673 if (be16_to_cpu(bests[fi]) >= length)
674 goto out;
675 }
676 }
677 /* Didn't find any space */
678 fi = -1;
679 out:
680 ASSERT(args->op_flags & XFS_DA_OP_OKNOENT);
681 if (curbp) {
682 /* Giving back a free block. */
(gdb)
可见是对应for循环外的第一行,即跳出for循环。
88-90:如果index < eafhdr.count,lep=lep+8,跳转到0xc02e03c4处执行,即汇编代码228行。
228-232:判断be32_to_cpu(lep->hashval) 与args->hashval是否相等,如果相等跳转到0xc02e01a4处执行,否则跳转到0xc02e03e4处,结束循环。
0xc02e01a4出应汇编92行;
92-95:对应c代码如下:
615 if (be32_to_cpu(lep->address) == XFS_DIR2_NULL_DATAPTR)
616 continue;
如果条件成立,跳转到0xc02e03b4处执行,继续循环。0xc02e03b4对应汇编224行。

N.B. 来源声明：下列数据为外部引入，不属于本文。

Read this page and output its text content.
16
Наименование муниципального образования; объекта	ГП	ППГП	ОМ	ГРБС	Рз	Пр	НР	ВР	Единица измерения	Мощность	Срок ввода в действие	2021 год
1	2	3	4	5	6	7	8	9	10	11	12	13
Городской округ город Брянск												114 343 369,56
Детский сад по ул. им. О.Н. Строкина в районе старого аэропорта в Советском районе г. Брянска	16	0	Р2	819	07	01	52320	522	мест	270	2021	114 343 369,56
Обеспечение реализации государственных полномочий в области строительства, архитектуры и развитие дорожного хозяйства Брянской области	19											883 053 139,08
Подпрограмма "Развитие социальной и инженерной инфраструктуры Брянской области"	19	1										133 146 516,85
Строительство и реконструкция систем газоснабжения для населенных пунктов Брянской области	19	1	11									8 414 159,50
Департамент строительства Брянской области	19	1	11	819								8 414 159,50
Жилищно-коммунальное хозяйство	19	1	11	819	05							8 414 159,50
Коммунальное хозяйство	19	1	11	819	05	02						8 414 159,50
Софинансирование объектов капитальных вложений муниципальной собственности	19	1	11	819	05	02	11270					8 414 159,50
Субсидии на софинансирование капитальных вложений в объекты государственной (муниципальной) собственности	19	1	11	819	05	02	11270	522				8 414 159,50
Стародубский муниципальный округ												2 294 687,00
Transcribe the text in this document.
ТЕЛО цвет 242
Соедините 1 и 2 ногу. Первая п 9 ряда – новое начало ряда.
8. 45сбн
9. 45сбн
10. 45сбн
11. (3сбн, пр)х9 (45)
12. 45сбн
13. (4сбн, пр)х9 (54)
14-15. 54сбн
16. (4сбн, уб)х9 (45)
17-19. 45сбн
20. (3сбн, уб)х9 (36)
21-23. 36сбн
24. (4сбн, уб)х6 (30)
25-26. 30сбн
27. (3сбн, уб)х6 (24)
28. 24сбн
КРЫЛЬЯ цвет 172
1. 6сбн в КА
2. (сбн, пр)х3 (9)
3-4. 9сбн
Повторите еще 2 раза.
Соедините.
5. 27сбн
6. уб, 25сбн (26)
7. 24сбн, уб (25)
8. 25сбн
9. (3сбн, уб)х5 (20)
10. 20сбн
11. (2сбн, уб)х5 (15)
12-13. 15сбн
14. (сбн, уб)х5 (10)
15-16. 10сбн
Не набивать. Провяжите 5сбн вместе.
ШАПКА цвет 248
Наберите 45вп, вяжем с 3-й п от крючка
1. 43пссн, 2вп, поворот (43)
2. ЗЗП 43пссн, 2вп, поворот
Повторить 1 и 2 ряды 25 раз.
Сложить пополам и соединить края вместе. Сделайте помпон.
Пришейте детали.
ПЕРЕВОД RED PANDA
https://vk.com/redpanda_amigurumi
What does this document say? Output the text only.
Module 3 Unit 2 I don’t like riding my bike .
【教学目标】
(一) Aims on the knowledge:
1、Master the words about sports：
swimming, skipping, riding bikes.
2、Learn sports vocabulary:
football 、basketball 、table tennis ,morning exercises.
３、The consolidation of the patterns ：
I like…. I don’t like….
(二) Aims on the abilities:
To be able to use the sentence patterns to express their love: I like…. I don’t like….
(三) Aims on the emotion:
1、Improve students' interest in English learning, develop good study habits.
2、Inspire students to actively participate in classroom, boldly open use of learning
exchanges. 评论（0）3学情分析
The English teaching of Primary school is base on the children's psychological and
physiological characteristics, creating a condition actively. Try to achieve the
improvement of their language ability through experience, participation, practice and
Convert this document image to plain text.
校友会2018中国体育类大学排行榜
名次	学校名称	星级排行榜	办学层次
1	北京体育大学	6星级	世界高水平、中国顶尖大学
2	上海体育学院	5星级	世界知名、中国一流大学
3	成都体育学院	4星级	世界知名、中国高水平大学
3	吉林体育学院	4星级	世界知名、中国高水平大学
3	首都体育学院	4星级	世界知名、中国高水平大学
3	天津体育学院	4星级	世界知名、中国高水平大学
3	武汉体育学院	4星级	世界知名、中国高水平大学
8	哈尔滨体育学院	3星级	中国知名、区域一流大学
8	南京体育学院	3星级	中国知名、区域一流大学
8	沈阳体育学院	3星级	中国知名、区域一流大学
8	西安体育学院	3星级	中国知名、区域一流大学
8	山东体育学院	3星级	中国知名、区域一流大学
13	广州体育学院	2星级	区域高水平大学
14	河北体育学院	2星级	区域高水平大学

224-225行:index++;lep=lep+8;
226-227行:如果leafhdr.count < = index,跳转到0xc02e03e4处,结束for循环。
228-232行:如果leafhdr.count > index,那么判断b32_to_cpu(lep->hashval与args->hashval是否相等。
注意这里没有优化掉b32_to_cpu(lep->hashval与args->hashval是否相等的判断。
如果相等,跳转到0xc02e01a4处继续循环,如果不相等,跳转到0xc02e03e4处,跳出循环。
以上试分析了continue分支,正常分之也会判断b32_to_cpu(lep->hashval与args->hashval是否相等,不再分析。
可见,林老师提供的arm-linux-gnueabihf-gcc4.9.4的交叉编译工具,for循环没有再被优化。
结论,编译器优化,不能改变程序逻辑和函数输出,否则就是喧宾夺主,应该是编译器的bug。